I continued my quest for forbidden intellectual property when I discovered that, behind the librarian’s desk in the private school I attended, there were two whole shelves of books unavailable for check-out. Deliverance, Helter Skelter, Leaves of Grass. I had no idea what they were, but I wanted at them. “You need a parent’s note to check those out,” Mrs. Matthews, the librarian, whispered. She said it like nobody’s parent had sent a note – ever. “Now go back to your study table with the others.” Was it as simple as that? All this contraband for the taking? Who was bringing in all these titillating titles? And why, in the seat of the Bible Belt, was anyone allowed to take them out with a parent’s note in the first place – even if the parents willing to do it didn’t exist? It was no surprise I found I was the only kid who had a parent agree to sign off on it. A few days later, my mother bent over the couch, scanning my paperback copy of Story of O. “What’s that one about?” Alvoy asked. “I’m not sure yet,” I said, ten chapters in. And that was the truth.
I’d had someone email me recently to say they’d found two copies of Counting For Thunder in a small-town library in Colorado. Another even spied one at a library in Sydney. Days later when a friend texted to say they’d seen my book on the shelves here in the Santa Monica Public Library, my adopted hometown, I was on my way to a meeting. It barely registered. A couple days later, I found myself walking a block away from the library with time to kill. Eons ago when Counting For Thunder began as a one-man-show, one of the last scenes actually took place in the basement of the Santa Monica Public Library. It was a thing far too complicated and emotional for me to find a way to include in the book or the movie. As I slung the backpack over my shoulder and headed down the ramp into the building that takes up most of a city block, I felt more than a bit like you do when you’re about to make love to someone you fancy for the first time. My hands trembled. My throat dried up. My heart began to race. I wasn’t prepared for such. I made my way past the A’s and B’s and finally to the aisle that boasted Ca-Co on the side of its shelf. I walked past the librarian who was restocking something about dragons. Kneeling down, I ran my hand over the binding – “Cooper, Phillip.” I pulled the book out. “Santa Monica Public Library” stamped across the top. The book next to mine, also by someone named Cooper, was called Purple Jesus. I wondered what it could possibly be about without taking it off the shelf. One of the many homeless who hang about the library asked one of the librarian ladies behind me – “Do you have anything on brisket?” “Fiction or nonfiction?” I heard the librarian lady ask.

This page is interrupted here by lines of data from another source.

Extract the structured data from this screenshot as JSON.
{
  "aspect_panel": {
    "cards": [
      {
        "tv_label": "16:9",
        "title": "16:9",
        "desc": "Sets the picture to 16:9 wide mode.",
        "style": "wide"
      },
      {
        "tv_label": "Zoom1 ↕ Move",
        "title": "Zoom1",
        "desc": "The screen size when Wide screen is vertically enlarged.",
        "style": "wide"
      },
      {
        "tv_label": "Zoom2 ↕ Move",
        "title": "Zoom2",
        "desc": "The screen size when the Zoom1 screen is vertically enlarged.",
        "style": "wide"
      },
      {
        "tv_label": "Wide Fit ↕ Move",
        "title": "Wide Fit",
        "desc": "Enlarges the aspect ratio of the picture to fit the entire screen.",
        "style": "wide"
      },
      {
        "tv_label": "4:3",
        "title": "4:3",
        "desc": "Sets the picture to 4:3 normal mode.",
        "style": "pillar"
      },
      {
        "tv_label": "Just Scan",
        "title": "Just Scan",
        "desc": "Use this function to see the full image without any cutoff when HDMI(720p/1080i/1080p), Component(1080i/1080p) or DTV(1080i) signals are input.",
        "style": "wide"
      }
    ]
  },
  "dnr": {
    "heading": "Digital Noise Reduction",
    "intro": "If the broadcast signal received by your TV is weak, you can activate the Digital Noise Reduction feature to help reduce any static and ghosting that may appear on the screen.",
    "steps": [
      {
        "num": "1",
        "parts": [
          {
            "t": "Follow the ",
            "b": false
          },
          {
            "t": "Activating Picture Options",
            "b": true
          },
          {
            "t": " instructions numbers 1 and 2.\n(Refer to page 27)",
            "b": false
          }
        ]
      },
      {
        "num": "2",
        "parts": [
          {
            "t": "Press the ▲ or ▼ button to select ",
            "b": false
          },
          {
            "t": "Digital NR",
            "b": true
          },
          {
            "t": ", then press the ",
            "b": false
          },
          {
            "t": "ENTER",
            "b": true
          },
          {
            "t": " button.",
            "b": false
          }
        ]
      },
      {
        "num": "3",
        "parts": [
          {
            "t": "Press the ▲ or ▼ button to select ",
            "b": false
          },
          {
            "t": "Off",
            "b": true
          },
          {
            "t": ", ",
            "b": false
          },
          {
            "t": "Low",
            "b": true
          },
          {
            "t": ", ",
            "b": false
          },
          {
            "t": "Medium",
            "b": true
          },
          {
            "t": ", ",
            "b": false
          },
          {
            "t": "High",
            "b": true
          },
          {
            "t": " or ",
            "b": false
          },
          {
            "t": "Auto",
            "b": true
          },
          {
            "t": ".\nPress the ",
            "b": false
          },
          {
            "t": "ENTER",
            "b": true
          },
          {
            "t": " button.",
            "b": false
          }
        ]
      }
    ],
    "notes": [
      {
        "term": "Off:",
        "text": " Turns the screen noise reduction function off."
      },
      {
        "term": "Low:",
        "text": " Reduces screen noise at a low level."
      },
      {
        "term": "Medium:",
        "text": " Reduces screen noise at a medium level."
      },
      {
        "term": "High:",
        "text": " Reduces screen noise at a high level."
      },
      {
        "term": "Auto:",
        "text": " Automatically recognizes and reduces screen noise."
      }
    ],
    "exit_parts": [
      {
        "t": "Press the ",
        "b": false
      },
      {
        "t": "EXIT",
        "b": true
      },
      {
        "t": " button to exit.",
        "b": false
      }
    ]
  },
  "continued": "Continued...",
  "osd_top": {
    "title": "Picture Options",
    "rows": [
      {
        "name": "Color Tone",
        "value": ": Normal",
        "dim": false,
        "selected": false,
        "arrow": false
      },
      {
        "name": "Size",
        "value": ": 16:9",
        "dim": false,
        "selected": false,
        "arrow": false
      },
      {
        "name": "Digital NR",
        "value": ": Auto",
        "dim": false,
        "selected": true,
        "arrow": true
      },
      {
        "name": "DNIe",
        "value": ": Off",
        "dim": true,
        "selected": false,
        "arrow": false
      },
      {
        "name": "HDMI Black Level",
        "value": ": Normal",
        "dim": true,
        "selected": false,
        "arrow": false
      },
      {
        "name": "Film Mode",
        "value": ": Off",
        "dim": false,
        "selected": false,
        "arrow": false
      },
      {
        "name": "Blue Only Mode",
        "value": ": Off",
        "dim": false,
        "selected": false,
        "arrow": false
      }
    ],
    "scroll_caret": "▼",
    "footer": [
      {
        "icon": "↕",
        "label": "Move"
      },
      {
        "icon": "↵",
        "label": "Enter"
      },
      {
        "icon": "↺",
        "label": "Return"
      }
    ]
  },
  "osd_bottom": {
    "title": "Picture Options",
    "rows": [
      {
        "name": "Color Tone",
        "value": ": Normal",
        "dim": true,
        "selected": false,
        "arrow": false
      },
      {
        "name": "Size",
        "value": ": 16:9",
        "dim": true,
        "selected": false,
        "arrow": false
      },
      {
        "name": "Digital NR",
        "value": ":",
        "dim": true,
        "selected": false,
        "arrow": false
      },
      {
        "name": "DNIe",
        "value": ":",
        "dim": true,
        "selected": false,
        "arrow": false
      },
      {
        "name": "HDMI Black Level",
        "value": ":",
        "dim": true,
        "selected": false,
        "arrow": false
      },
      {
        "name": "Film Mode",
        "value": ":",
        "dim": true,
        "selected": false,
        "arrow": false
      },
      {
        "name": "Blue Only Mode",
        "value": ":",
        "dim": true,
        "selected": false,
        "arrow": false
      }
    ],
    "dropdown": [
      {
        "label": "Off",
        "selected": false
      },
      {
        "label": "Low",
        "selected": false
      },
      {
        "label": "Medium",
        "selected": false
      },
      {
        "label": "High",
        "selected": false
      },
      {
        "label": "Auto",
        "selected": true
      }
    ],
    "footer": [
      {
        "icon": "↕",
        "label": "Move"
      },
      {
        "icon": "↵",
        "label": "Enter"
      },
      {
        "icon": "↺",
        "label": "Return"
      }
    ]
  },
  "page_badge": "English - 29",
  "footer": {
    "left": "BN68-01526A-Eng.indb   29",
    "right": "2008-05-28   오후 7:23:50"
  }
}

Although it’s doubtful I’d find a copy of Counting For Thunder in any of the small-town libraries I grew up in, I hold out some small hope that somewhere on the Redneck Riviera, some kid is stumbling across a shelf available only to those with parents reckless enough to say he or she can read anything on it. A parent who’ll simply say, “If you’re old enough to ask for it, you’re old enough to read it.”